Today’s most advanced process technology yields 7-nm feature sizes, and Intel’s roadmap says we’ll see the 5-nm node by 2024. But does that mean the number of transistors will continue to double for the same silicon-substrate area every two years, as Gordon Moore forecast in 1975? The jury’s still out on that; most high-end foundries don’t even count transistors anymore.
It’s fair to say that the law still holds for some types of high-end chips, like smartphone SoCs, but not others. However, even if the law isn’t upheld in its strict sense through process technology, it’s not a foregone conclusion that it can’t be upheld with respect to overall functionality and processing power through other means.
That’s where the EDA industry comes in. In a recent series of discussions with major EDA vendors, I learned of some of their strategies to keep Moore’s Law alive.
For one thing, the EDA vendors’ approach is trending toward a holistic system-level methodology.
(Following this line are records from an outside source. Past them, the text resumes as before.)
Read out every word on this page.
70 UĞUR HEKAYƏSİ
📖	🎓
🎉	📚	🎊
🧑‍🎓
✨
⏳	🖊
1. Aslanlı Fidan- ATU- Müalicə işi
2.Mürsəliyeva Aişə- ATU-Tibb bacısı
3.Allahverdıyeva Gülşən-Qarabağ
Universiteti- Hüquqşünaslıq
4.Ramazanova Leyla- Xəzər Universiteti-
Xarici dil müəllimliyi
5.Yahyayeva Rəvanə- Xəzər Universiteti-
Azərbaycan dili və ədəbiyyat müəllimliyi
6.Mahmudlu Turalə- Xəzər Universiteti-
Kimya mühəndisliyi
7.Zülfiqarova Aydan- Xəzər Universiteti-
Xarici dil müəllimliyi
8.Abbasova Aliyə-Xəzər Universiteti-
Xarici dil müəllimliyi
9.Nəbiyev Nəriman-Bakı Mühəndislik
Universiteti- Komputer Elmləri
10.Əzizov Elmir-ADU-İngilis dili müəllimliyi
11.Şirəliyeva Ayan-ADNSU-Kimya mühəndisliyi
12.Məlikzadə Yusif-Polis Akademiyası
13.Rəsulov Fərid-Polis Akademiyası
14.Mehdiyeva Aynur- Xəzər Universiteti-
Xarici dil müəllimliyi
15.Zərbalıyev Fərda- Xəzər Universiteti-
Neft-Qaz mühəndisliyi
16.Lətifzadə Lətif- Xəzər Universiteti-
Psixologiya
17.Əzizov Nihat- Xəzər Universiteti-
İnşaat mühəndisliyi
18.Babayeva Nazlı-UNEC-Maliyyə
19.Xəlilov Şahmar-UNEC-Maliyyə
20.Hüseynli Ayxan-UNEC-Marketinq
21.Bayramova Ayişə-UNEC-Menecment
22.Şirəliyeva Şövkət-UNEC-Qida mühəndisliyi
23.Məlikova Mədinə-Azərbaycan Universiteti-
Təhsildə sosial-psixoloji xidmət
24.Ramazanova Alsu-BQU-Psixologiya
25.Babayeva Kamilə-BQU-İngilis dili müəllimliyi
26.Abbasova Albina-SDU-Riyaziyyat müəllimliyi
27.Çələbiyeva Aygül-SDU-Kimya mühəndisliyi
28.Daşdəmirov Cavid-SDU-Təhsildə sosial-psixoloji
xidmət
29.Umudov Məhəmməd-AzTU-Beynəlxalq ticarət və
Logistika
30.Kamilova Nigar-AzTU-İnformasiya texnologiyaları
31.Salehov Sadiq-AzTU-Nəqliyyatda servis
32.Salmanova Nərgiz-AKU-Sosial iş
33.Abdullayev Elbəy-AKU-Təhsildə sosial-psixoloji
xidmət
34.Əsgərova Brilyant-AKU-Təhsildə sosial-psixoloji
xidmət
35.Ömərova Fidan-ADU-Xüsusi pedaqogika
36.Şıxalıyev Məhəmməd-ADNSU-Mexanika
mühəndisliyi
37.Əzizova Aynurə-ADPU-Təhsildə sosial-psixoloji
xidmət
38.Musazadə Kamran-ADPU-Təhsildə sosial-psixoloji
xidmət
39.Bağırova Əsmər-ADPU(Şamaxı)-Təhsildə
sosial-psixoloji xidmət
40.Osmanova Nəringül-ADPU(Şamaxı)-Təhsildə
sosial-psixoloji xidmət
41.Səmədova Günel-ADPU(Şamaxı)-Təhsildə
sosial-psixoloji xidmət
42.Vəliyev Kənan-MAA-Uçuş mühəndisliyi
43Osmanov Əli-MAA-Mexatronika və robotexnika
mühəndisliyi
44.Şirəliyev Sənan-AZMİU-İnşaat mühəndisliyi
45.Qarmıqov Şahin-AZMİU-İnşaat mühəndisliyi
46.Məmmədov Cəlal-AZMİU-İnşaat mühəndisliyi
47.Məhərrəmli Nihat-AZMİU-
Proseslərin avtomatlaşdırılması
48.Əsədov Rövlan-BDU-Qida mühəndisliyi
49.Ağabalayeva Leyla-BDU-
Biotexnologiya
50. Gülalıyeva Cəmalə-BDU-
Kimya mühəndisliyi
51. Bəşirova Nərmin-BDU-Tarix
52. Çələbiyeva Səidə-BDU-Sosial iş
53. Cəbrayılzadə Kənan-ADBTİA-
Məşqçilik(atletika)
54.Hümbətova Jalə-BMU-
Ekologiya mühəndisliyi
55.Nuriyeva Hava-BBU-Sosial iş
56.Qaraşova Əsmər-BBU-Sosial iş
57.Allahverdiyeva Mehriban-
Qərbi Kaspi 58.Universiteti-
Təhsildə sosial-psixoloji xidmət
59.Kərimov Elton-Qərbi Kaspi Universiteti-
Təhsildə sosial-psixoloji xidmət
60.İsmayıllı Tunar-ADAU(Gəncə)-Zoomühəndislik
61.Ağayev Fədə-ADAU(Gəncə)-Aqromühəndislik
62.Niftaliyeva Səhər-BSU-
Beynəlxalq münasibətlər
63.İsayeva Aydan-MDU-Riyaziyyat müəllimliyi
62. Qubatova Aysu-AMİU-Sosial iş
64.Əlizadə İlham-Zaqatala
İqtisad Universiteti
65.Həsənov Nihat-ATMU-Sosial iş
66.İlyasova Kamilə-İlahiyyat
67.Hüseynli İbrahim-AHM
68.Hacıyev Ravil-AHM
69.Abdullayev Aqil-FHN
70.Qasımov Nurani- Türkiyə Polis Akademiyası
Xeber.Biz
These days, when EDA vendors speak of system-level design, it’s not so much about high-level synthesis or verification from behavioral models, but more in terms of folding into the design process aspects of overall system design that perhaps have been siloed historically. I’m thinking of, say, electromagnetic issues, thermal analysis, and packaging.
A big element, of course, is system software, which once was nearly totally divorced from hardware design. Now, software is the differentiator in chip design, not hardware. There are burgeoning concerns like silicon lifecycle management, artificial intelligence, and machine learning. Modern—and future—EDA toolchains will bring many domains together in multi-discipline simulation and analysis that accounts for all of them simultaneously.
The EDA industry is keenly aware that designers need, and miss having, a full solution approach. When a vendor has a broad array of tools and IP that touch many and varied facets of design, the design teams in each industry vertical—e.g., automotive/ADAS, mobile/5G, IoT, aerospace/defense—need help making sense of that tool palette. This certainly applies to the connectivity aspects of the system, especially if that connectivity is wireless, but it also includes elements such as low-power design, security, and safety. EDA vendors are trending toward offering more tailored toolsets that address all of these concerns in a way that’s most meaningful and efficient for the customer.